Alexis wrote her award-winning essay for Jamie O'Keeffe's PWR 1 class, "Join the #LoveArmy: The Rhetoric of Radical Compassion."  When asked about her experience in PWR and how her work on her project extended beyond her PWR 1 section, Alexis writes, "My experience in PWR1 was really important for me in that it allowed something that is of deep meaning to me, the Black Southern Church, to become a part of my everyday intellectual life. Where before I was hesitant to declare Religious Studies, because I didn’t know if I would see my experiences reflected, I now feel confident that I can find a place for myself there."

Jamie's words also speak to the power of Alexis's work: "It was a joy to work with Alexis. She knew early in the quarter that she wanted to analyze Kehinde Wiley's work. And she conducted her research with clarity and precision. In the end, she accomplished on the page what Wiley does on canvas. You cannot engage with the work without letting it change you."

Alexis's essay will be available online in May 2018.

Jasmine Liu: Boothe Prize Honorable Mention (Spring 2017)

Jasmine Liu

Jasmine was awarded the Boothe Prize Honorable Mention for her essay, "From E Pluribus Unum to E Pluribus Plures: Examining Assimilationist and Nationalist Narratives in American History Textbooks," which she wrote for John Peterson's PWR 1 class, "The Rhetoric of Liberal Arts Education."  Although she hasn't declared her major yet, she is tentatively interested in pursuing a double major in Mathematical and Computational Science and Anthropology.  When asked about her academic interests, she writes, "[They] are quite broad and constantly evolving, but one point of consistency is that I enjoy analyzing cultural assumptions that are taken for granted" -- a practice she put to good use in her award-winning essay. Originally from Santa Clara, CA, she has lived in the Bay Area her entire life.  In her free time, she enjoys watching movies, discovering new artists, and reading.
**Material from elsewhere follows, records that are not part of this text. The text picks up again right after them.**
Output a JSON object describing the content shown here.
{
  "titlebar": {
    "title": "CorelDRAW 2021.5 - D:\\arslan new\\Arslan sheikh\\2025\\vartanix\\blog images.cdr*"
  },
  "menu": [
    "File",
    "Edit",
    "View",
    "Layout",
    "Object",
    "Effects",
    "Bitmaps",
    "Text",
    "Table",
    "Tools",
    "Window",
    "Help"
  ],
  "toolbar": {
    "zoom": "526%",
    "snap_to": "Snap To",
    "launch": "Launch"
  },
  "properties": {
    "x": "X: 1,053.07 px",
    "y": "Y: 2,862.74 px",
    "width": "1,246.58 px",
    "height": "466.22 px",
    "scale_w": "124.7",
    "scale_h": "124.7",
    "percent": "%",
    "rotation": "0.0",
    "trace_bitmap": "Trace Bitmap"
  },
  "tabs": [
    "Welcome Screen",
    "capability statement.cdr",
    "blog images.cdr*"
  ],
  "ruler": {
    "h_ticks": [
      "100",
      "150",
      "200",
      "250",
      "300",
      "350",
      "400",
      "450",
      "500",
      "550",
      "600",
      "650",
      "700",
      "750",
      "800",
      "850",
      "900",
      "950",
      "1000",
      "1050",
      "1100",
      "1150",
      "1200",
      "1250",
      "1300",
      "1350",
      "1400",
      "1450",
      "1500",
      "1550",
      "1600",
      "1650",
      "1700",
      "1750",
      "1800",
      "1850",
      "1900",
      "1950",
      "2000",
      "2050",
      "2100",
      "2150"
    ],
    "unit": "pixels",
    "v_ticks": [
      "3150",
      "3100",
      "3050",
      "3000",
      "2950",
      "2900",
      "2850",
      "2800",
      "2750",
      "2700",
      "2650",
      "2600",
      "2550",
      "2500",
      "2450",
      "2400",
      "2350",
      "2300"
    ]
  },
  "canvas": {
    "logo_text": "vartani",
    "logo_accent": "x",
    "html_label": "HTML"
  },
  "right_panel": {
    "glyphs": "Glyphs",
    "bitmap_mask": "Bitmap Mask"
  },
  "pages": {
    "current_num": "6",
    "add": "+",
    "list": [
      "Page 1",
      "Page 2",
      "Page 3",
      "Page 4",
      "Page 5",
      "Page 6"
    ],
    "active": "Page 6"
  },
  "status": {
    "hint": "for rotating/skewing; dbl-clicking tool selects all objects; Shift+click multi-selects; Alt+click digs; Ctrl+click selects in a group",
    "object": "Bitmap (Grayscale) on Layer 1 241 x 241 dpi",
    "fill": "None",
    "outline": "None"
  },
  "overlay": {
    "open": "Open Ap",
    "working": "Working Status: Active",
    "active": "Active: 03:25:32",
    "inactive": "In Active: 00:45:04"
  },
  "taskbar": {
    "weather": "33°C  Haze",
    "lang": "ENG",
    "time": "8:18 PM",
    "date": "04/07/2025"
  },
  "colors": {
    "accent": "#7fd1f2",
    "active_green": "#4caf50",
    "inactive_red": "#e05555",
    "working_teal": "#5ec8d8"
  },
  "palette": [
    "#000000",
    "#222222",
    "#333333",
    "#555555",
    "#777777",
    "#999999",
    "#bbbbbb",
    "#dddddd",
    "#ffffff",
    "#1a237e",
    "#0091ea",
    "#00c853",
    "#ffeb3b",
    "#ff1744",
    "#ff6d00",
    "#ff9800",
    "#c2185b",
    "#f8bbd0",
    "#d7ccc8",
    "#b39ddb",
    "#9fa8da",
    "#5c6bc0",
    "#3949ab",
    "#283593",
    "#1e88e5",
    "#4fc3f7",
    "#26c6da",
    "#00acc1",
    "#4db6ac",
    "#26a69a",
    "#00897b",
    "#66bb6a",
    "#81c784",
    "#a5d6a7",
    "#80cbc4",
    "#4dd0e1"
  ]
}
John Peterson provides this reflection on Jasmin's work on this award-winning project:

Jasmine’s process was exciting to watch because she made so many discoveries at each stage. She started with intense research into the ways history is taught in the schools and developed a clear understanding of the contentious debate over how and what students should learn. Her curiosity brought her quickly to this important research, and so she sought out increasingly complex scholarship. Even though she found deep and complicated ideas early in the process, during her Texts-in-Conversation project, she accomplished one of the most important objectives of the assignment: She discovered and invented new ways of formulating her topic. The TiC gave her new direction and purpose; as she writes, she was now exploring the work of “black writers who tried to reclaim stories that had been appropriated by whites for centuries…[she decided] to focus on what ties together both histories of minority groups that are included in textbooks as well as dominant narratives supporting nationalistic motives.” The power in her final Research-Based Argument derives from this renewed sense of focus and purpose. This re-invention is an excellent example of how the very best researchers take the time to return to their research over and over again, pushing themselves to go beyond reinforcing their initial discoveries, and to venture into the story behind the story. 

When asked to reflect on her PWR 1 experience, Jasmin had this to say: "PWR 1 was a great opportunity for me to craft a research paper on a topic that I was interested in exploring further, with the support of my PWR professor. My favorite thing about my PWR class was the space it gave me to research a topic in-depth and write a paper I was really passionate about and proud of."

Jasmine's essay will be available online in May 2018.